Phase 3 data of BridgeBio Pharma’s heart disease drug have gone from “baffling” to elating, as new results extinguished a persistent flame of doubt encircling the biotech's larger clinical development plans.
The company reported Monday that acoramidis had a “highly statistically significant” improvement on the primary endpoint, a hierarchy of assessments that included all-cause mortality, cardiovascular-related hospitalization and a six-minute walk test, among others. That grouping of endpoints was measured by a win-ratio of 1.8, better than the 1.7 figure representing an improvement in mortality and morbidity. When broken down by each individual assessment, all-cause mortality change was not statistically significant, with a p-value of 0.057.
On a call to discuss the results, BridgeBio’s head of cardiorenal Jonathan Fox, Ph.D., said it’s “too early to say” whether the lack of statistical significance specifically in all-cause mortality could hinder approval potential. CEO Neil Kumar, Ph.D., added that the primary endpoint was not powered to focus on each individual data point in the hierarchy informing the win ratio.

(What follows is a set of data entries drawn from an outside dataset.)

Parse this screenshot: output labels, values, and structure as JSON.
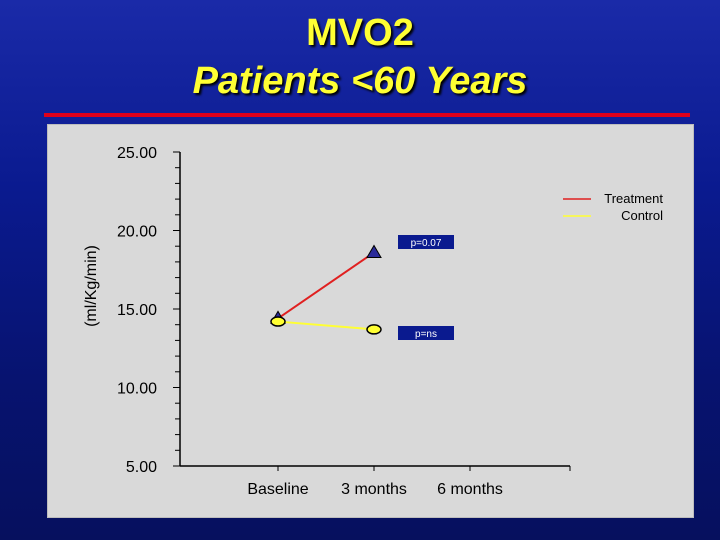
{
  "slide": {
    "title_line1": "MVO2",
    "title_line2": "Patients <60 Years"
  },
  "colors": {
    "title": "#ffff33",
    "background": "#0a1a8f",
    "rule": "#e0001a",
    "plot_bg": "#d9d9d9",
    "treatment": "#e02020",
    "control": "#ffff33"
  },
  "chart_data": {
    "type": "line",
    "title": "",
    "xlabel": "",
    "ylabel": "(ml/Kg/min)",
    "categories": [
      "Baseline",
      "3 months",
      "6 months"
    ],
    "ylim": [
      5,
      25
    ],
    "yticks": [
      "25.00",
      "20.00",
      "15.00",
      "10.00",
      "5.00"
    ],
    "series": [
      {
        "name": "Treatment",
        "color": "#e02020",
        "marker": "triangle",
        "values": [
          14.4,
          18.6,
          null
        ]
      },
      {
        "name": "Control",
        "color": "#ffff33",
        "marker": "circle",
        "values": [
          14.2,
          13.7,
          null
        ]
      }
    ],
    "annotations": [
      {
        "text": "p=0.07",
        "series": "Treatment",
        "category": "3 months"
      },
      {
        "text": "p=ns",
        "series": "Control",
        "category": "3 months"
      }
    ],
    "legend": "top-right",
    "grid": false
  }
}
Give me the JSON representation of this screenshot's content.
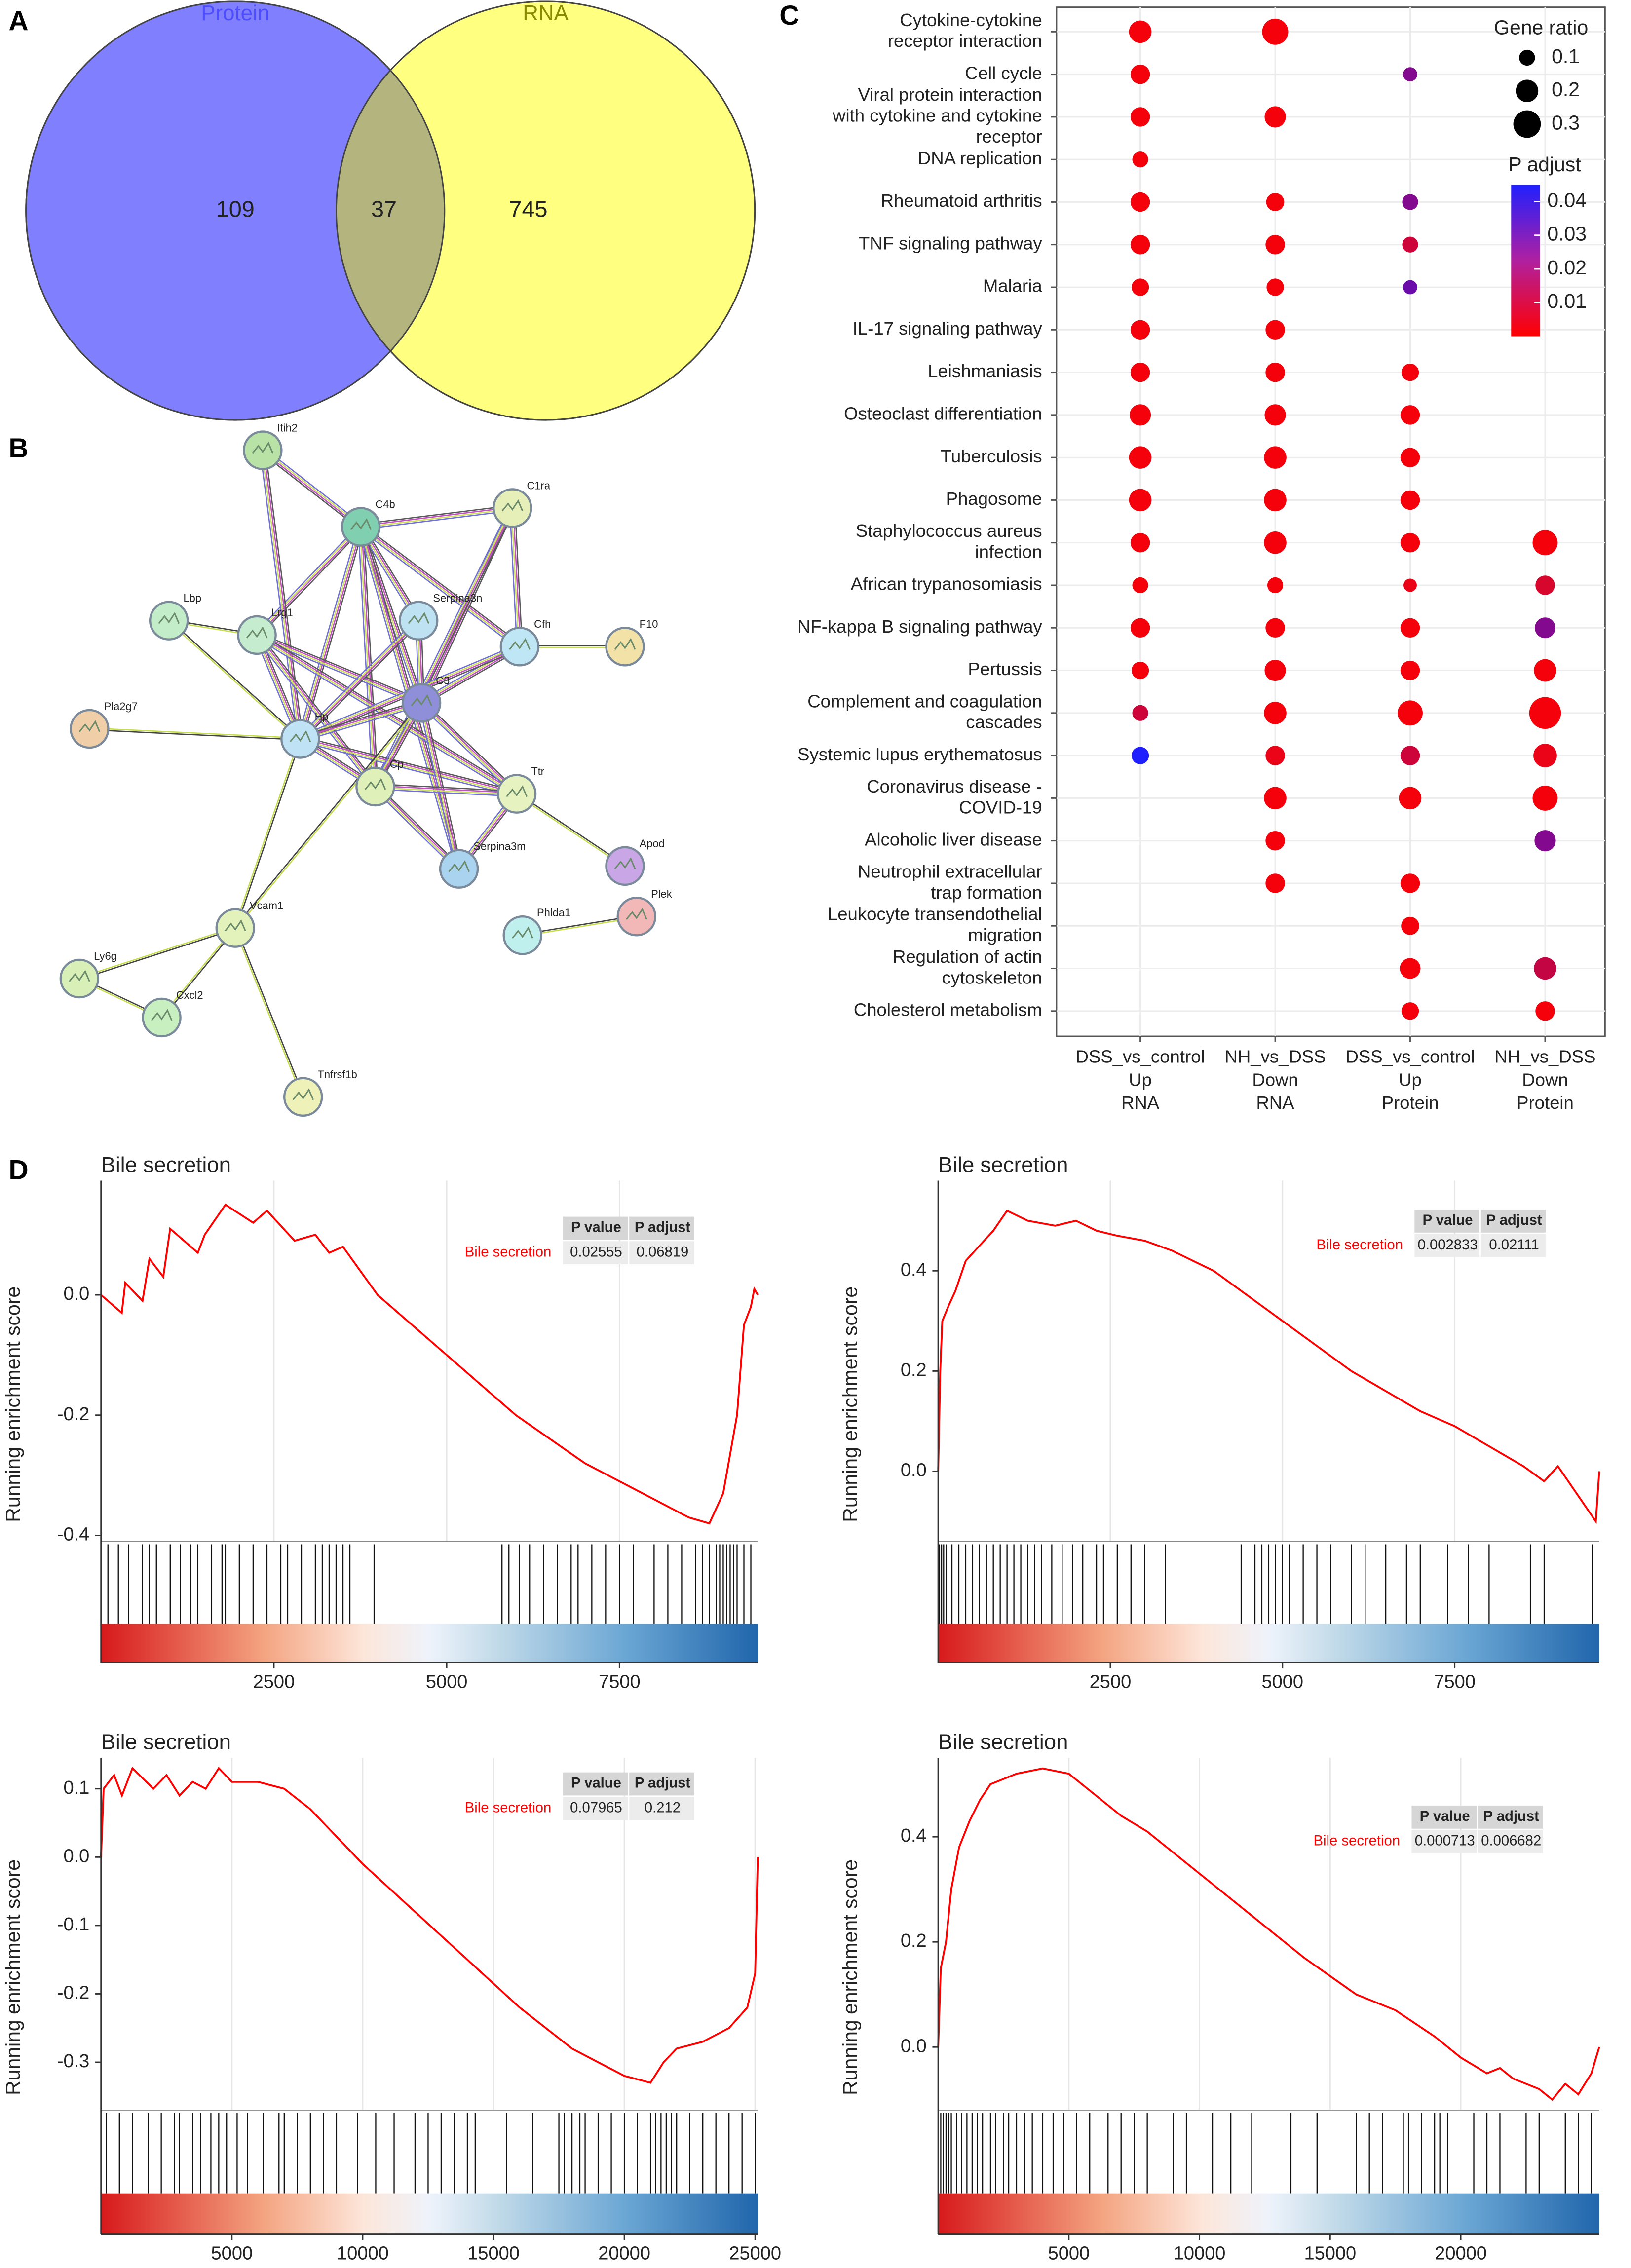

“It wasn’t an expectation that this would be [statistically significant] across everything,” Kumar said.
Generally speaking, the company and investors appeared bullish on the likelihood of approval. Shareholders seemed to agree, with the company's shares beginning the day 60% up at $29.17 from a Friday closing price of $18.22.
Transthyretin amyloid cardiomyopathy is a rare heart muscle condition spurred by clumps of transthyretin protein buildup that is normally seen in older patients. More than four out of five patients treated with the drug lived at least 30 months, which BridgeBio noted was close to the survival rate for age-matched patients without the disease. There was a 50% relative risk reduction for the cumulative frequency of cardiovascular-related hospitalization.
The company did not provide exact figures on how acoramidis-treated patients faired on a six-minute walk test compared to placebo, the clinical arrow that punctured the company at an earlier interim readout. Previous results showing that placebo patients outperformed treated patients on the walk test were described by Kumar as “baffling.”
The number of side effects was high across the board, for both acoramidis and placebo, but there were more for the latter. BridgeBio found that 37.3% of treated patients had a severe treatment-emergent side effect, compared to 45.5% for placebo. Half of treatment-emergent side effects in patients given acoramidis led to hospitalization, compared to 60.7% for placebo.
Patients had the option to tack on Pfizer’s approved med Vyndaqel after a year into the trial, but there wasn’t a bevy of comparison data available. What the company did report hinted at potentially more upside, with acoramidis alone boasting higher serum TTR levels than placebo patients and Vyndaqel as well as lower levels of median NT-proBNP.
There was a palpable sense of relief on BridgeBio’s investor call, as the company can now plot commercial plans for its first cardiorenal drug. The biotech expects to submit an approval application to the FDA before the end of the year and additional filings including in Europe in the first half of 2024. Chief Commercial Officer Matt Outten called the drug a “commercial launch dream” on the investor call.
But the expectation, as said explicitly by one investor on the call, is that BridgeBio saddles up with a partner for at least some portion of the commercial launch. Kumar wouldn’t wholly commit to the prospect yet.
“With more potential launches over the course of the next 28 months here with our late-stage pipeline, and the work that we have done already in Europe … we'd be excited to launch the product there as well,” he said. But he noted that partnerships were one avenue the company could take to corral additional financing. Earlier this year, Bloomberg reported that the budding pharmaceutical company was drawing takeover interest.
Moving forward, BridgeBio is pressing ahead with phase 4, testing the drug as a primary prevention therapy. Kumar also teased the potential for a double-blind, head-to-head study against Vyndaqel in the future.